Lets take a few steps back.
IMHO the holy grail of sound would be hearing music exactly as the artist wants me to hear it. The sound is part of his performance, so if he wants the vocals to sound like i'm in a tiny bathroom with the vocalist singing softly into my ear, and the rest of the band is playing outside the building, then that is how it should sound. It's the same as him deciding to play a certain note at a certain time, or deciding to have the bass player only play in the chorus. Imagine if you could change the notes an artist plays with something as abstract and inaccurate as picking out a headphone based on online reviews! If this holy grail were achieved and you wouldn't like the sound, it's the same as not liking the performance imo.
***Reasons why scientifically finding the best response curve is nearly impossible without listening tests start here (u can skip)***
There are several barriers to achieving this holy grail, the most relevant of which are the lack of a clear-cut reference reproduction system, and the wide variety of reproduction systems used by music listeners.

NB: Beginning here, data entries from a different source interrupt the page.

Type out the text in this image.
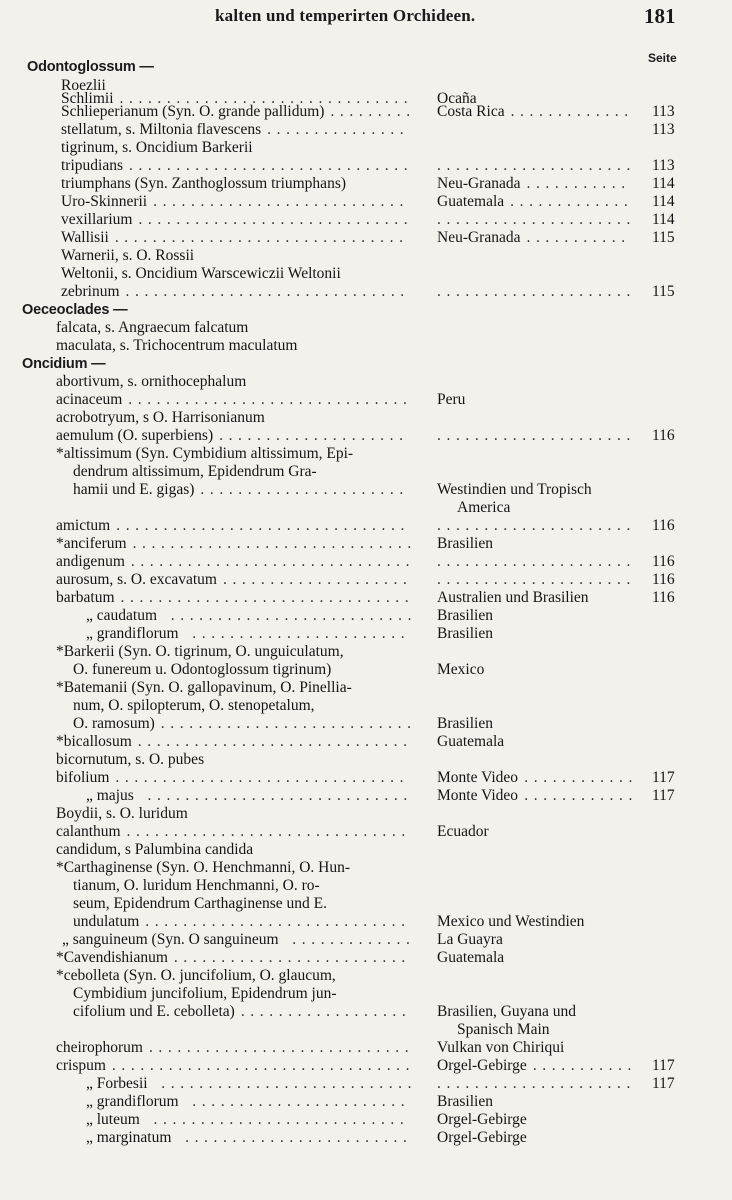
kalten und temperirten Orchideen.	181
Seite
Odontoglossum —
Roezlii
Schlimii ............................... Ocaña
Schlieperianum (Syn. O. grande pallidum) ......... Costa Rica ............. 113
stellatum, s. Miltonia flavescens ...............	113
tigrinum, s. Oncidium Barkerii
tripudians .............................. ..................... 113
triumphans (Syn. Zanthoglossum triumphans)	Neu-Granada ........... 114
Uro-Skinnerii ........................... Guatemala ............. 114
vexillarium ............................. ..................... 114
Wallisii ............................... Neu-Granada ........... 115
Warnerii, s. O. Rossii
Weltonii, s. Oncidium Warscewiczii Weltonii
zebrinum .............................. ..................... 115
Oeceoclades —
falcata, s. Angraecum falcatum
maculata, s. Trichocentrum maculatum
Oncidium —
abortivum, s. ornithocephalum
acinaceum .............................. Peru
acrobotryum, s O. Harrisonianum
aemulum (O. superbiens) .................... ..................... 116
*altissimum (Syn. Cymbidium altissimum, Epi-
dendrum altissimum, Epidendrum Gra-
hamii und E. gigas) ...................... Westindien und Tropisch
America
amictum ............................... ..................... 116
*anciferum .............................. Brasilien
andigenum .............................. ..................... 116
aurosum, s. O. excavatum .................... ..................... 116
barbatum ............................... Australien und Brasilien	116
„ caudatum .......................... Brasilien
„ grandiflorum ....................... Brasilien
*Barkerii (Syn. O. tigrinum, O. unguiculatum,
O. funereum u. Odontoglossum tigrinum)	Mexico
*Batemanii (Syn. O. gallopavinum, O. Pinellia-
num, O. spilopterum, O. stenopetalum,
O. ramosum) ........................... Brasilien
*bicallosum ............................. Guatemala
bicornutum, s. O. pubes
bifolium ............................... Monte Video ............ 117
„ majus ............................ Monte Video ............ 117
Boydii, s. O. luridum
calanthum .............................. Ecuador
candidum, s Palumbina candida
*Carthaginense (Syn. O. Henchmanni, O. Hun-
tianum, O. luridum Henchmanni, O. ro-
seum, Epidendrum Carthaginense und E.
undulatum ............................ Mexico und Westindien
„ sanguineum (Syn. O sanguineum ............. La Guayra
*Cavendishianum ......................... Guatemala
*cebolleta (Syn. O. juncifolium, O. glaucum,
Cymbidium juncifolium, Epidendrum jun-
cifolium und E. cebolleta) .................. Brasilien, Guyana und
Spanisch Main
cheirophorum ............................ Vulkan von Chiriqui
crispum ................................ Orgel-Gebirge ........... 117
„ Forbesii ........................... ..................... 117
„ grandiflorum ....................... Brasilien
„ luteum ........................... Orgel-Gebirge
„ marginatum ........................ Orgel-Gebirge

Most people think a speaker that measures flat with no distortion or noise is the reference, but in reality room acoustics make this much less clear-cut. Not only do acoustics add a reverberation that cannot be controlled by the artist, they also add time-dependent frequency response changes, making it impossible for both the direct sound and the room tone to measure flat, or even all of the room tone. Over time, the reproduction systems used for making sound changes to recordings (aka mixing and mastering) have leaned in the direction of slightly boosted bass, and slightly reduced treble, relative to a flat-measuring speaker. I don't claim to exactly know the reasons for this (though I have some guesses), but I don't think they matter much for the sake of this discussion.

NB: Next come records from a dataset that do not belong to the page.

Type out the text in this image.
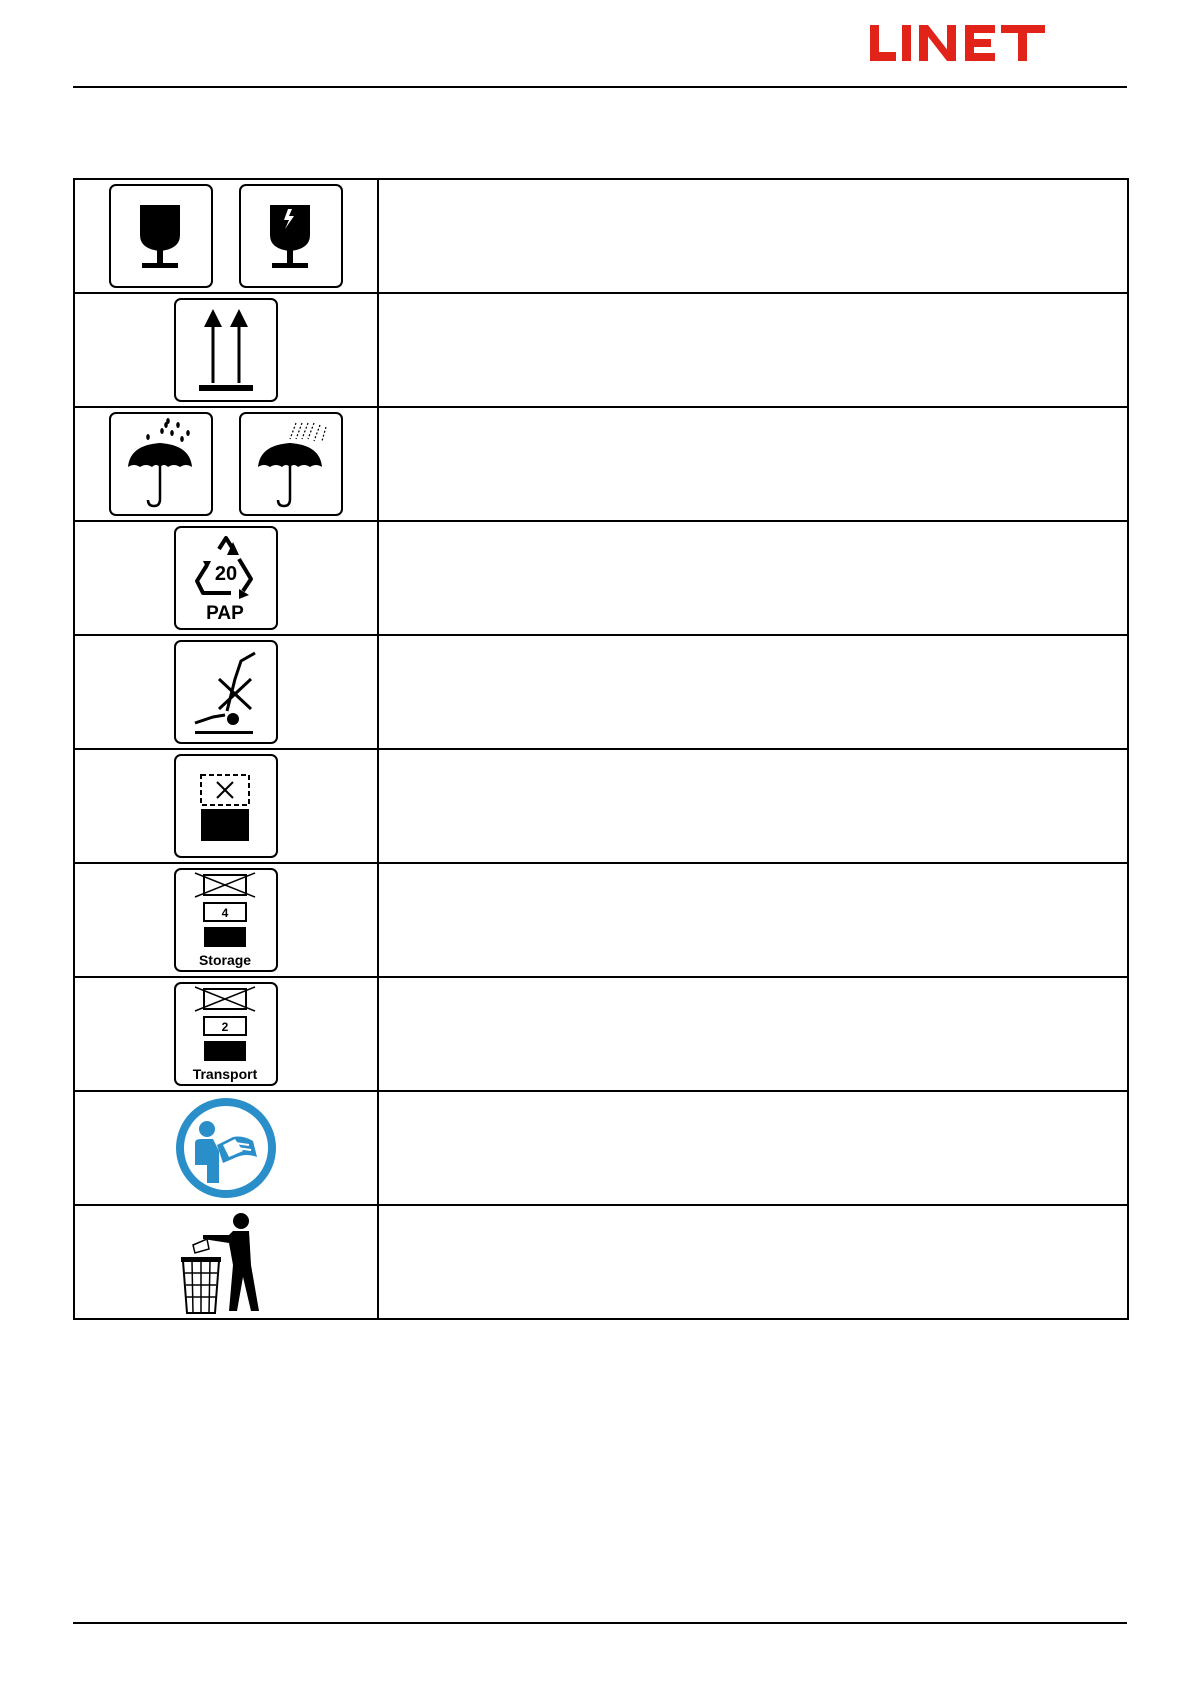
20
PAP	

4
Storage	

2
Transport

Also, nearly all sound engineers tend to consider the listeners who use low quality reproduction systems such as apple ear buds, and attempt to make minimal sacrifices to the sound on their good reproduction system so that the music can be listened to on bad reproduction systems.

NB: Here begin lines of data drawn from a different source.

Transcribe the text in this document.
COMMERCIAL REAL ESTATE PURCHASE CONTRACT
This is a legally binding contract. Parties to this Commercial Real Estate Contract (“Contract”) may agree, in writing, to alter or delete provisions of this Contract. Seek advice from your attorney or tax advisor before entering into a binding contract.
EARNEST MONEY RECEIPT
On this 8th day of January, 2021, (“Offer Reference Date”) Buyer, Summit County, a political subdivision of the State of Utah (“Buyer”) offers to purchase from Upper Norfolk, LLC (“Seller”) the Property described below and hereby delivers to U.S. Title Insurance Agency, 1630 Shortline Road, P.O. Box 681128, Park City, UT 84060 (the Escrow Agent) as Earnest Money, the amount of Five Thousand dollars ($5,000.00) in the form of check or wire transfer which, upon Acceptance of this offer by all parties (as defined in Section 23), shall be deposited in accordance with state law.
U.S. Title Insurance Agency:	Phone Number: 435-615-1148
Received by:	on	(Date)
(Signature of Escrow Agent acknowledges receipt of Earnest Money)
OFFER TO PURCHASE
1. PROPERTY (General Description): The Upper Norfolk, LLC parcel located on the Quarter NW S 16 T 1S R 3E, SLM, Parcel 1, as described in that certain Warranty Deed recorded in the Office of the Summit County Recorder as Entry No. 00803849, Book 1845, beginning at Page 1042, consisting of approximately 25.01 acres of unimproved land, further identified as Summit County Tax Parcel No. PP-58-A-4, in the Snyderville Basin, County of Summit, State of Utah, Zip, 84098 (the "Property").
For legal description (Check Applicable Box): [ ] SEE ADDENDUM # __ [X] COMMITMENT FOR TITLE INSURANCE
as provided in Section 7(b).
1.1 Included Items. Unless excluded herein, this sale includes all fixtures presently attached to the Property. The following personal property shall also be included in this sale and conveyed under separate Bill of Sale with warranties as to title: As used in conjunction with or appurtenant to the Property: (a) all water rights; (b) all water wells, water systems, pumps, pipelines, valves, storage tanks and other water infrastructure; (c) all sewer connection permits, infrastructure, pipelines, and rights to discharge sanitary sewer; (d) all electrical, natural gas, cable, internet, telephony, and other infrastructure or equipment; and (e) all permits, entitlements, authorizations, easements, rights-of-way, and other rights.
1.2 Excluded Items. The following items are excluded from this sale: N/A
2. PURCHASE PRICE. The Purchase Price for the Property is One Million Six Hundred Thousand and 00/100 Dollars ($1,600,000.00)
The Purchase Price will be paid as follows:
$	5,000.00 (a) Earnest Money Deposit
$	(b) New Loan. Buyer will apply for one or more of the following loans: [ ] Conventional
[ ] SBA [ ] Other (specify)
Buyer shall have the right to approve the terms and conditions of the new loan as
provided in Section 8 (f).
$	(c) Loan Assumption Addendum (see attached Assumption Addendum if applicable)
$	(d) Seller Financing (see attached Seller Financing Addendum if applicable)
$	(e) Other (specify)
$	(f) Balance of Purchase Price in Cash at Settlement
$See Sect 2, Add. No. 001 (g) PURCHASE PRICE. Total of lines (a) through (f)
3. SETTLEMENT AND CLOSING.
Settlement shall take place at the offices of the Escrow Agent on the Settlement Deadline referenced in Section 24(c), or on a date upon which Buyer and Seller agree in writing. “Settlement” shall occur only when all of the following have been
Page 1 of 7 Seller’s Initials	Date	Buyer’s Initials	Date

When you get to headphones, this gets even more complicated, for reasons most of you know, one of the biggest reasons being that headphones bypass our individually shaped heads and bodies, which in real life interact acoustically with everything we hear. with that said, there has been developed an approximate equivalent to a flat measuring set of speakers on headphones, which is called a diffuse field response. Etymotic uses a modified version of this response their target curve. However as I have stated, a flat speaker is not the reference, and there isn't really a reference that everybody acknowledges.
Another point to consider is that modern recordings don't necessarily have anything to do with how music sounds in concerts, and don't necessarily aim to replicate purely acoustic things.
***Reasons ... nearly impossible ... end here***
With all of these factors considered, it is pretty impossible to scientifically find a target response for headphones.
So, the next best thing IMHO (and that of Sean Olive) is to assume that most peoples' concept of what sounds good matches how most artists want their recordings to sound (a pretty good assumption considering artists generally want to please their listeners), and perform listening tests to find what curve is most enjoyable on headphones. This is what I meant by my previous comment.
Sorry for the long post, just wanted to make my opinion as clear as possible.
Edit: Please correct me if I made mistakes in my reasoning.